Après des années de lutte pour les victimes de la dictature mise en place par Hissène Habré pour se maintenir au pouvoir, le verdict de sa condamnation avait été prononcé par les Chambres africaines extraordinaires établies au sein du système judiciaire sénégalais. Cette dictature, bien que marquée par une violation flagrante des droits de l’homme et des principes démocratiques, avait énormément bénéficié du soutien indéfectible des grandes démocraties et puissances comme les Etats-Unis et surtout de la France. Quelles sont les principales raisons ayant motivé ce soutien fort et contre nature de la France à l’ancien président malgré ses abus ?
Soutien de la France à Hissène Habré, la contradiction
Tout au long de son règne, Hissène Habré a été soutenu par la France, qu’importe les méthodes brutales utilisées sur ses concitoyens. « Les États-Unis et la France étaient bien informés sur les moyens brutaux employés par Habré, mais ils ont quand même continué à le soutenir », avait déclaré Reed Brody, conseiller juridique à Human Rights Watch, qui a travaillé avec les victimes de Hissène Habré depuis 1999.
En effet, le soutien de la France s’est matérialisé par des aides logistiques conséquentes et des renseignements cruciaux.
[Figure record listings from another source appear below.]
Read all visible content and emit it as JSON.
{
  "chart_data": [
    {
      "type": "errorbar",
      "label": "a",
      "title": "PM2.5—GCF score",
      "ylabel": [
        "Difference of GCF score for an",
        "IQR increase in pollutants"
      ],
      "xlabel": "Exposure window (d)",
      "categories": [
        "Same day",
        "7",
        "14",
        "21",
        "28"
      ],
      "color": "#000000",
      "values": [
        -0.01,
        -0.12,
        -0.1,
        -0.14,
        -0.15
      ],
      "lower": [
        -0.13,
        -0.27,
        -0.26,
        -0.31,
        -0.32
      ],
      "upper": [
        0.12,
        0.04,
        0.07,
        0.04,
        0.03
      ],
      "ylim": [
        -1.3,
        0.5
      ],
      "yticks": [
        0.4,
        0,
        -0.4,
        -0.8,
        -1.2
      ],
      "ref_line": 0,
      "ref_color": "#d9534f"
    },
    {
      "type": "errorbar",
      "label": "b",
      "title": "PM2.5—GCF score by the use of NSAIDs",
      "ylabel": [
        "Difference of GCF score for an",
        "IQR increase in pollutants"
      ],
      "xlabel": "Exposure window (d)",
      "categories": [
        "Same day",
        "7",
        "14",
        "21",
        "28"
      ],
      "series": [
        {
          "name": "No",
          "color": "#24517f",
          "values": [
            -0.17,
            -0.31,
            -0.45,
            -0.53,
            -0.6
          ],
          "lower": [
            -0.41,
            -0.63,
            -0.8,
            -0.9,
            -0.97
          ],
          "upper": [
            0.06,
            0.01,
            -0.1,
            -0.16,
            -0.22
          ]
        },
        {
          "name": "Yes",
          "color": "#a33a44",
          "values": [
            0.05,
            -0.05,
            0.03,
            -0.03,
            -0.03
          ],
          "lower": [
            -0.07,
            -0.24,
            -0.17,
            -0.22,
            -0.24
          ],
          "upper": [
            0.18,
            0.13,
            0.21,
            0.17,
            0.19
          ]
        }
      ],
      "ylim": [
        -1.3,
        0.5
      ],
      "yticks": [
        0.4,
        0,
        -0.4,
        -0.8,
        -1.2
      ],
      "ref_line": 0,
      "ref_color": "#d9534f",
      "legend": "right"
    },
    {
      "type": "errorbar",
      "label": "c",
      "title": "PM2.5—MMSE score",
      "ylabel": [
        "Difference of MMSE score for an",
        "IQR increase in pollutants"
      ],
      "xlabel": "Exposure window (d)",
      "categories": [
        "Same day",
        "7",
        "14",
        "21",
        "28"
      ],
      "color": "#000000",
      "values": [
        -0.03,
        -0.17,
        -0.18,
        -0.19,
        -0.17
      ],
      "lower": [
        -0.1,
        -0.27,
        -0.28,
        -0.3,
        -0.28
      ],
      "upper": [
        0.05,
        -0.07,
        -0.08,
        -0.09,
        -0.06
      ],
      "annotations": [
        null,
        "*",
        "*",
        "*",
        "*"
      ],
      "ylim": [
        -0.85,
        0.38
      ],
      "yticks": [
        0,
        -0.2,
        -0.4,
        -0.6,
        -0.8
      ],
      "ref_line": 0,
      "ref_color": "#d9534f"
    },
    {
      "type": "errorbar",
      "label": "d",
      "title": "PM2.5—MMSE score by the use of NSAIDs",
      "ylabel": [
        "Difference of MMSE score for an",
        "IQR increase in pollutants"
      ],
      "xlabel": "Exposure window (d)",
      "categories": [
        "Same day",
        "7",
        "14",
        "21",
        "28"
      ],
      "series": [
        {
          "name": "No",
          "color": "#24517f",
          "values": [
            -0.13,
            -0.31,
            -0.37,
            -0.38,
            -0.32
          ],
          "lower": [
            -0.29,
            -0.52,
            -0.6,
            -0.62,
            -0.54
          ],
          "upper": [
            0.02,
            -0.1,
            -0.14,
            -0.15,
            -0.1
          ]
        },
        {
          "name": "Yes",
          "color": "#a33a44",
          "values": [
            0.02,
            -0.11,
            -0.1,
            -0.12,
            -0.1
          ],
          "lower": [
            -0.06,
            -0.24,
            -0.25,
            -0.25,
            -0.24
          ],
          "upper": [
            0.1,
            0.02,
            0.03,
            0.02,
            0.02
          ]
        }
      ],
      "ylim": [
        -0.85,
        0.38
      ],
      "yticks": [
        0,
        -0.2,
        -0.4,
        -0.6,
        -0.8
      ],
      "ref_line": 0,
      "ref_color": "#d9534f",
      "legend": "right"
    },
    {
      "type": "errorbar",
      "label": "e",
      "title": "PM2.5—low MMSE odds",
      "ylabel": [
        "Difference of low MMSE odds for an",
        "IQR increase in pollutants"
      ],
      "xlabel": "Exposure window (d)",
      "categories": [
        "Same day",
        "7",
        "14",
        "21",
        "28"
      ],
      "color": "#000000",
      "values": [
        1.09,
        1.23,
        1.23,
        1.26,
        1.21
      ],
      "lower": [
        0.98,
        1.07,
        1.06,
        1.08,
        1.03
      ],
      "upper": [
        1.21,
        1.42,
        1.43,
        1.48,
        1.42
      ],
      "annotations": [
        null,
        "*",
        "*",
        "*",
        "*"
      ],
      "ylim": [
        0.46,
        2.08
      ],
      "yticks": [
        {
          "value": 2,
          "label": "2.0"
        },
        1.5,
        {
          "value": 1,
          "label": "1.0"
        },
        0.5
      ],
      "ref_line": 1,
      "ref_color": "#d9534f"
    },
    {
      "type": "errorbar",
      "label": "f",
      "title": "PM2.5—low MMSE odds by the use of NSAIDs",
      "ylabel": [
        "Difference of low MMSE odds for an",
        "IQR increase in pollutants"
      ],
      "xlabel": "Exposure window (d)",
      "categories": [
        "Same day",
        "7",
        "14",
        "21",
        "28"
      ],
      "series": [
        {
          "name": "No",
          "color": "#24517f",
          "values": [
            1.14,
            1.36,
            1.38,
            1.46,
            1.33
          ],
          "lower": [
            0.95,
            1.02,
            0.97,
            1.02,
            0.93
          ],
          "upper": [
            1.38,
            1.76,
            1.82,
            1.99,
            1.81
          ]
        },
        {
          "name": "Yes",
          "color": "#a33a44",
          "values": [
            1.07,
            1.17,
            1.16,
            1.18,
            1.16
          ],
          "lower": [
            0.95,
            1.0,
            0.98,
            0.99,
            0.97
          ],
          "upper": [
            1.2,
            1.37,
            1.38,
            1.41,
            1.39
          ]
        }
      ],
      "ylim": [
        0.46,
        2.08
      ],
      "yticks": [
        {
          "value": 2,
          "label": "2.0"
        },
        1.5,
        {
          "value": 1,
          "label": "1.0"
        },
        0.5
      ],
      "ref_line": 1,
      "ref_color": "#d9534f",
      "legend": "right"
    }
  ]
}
Des armes ont également été fournies aux hommes de Hissène Habré pour le succès de certaines opérations militaires.
Des départements de l’armée tchadienne ont également bénéficié du soutien de conseillers français, de même que l’armée française et les services de renseignements français (la DGSE) qui ont, eux aussi, apporté leur appui pour ce qui est de la formation des officiers de la DDS. Cette présence militaire française aux côtés du désormais feu Hissène Habré avait permis de mettre en défaite les forces libyennes présentes dans le nord du Tchad.
Encore plus, dans des circonstances périlleuses, des avions Transall de l’opération « Epervier » ont parfois été utilisés pour transporter des prisonniers du régime. Une contradiction abjecte d’une démocratie qui se veut protectrice des droits de l’homme.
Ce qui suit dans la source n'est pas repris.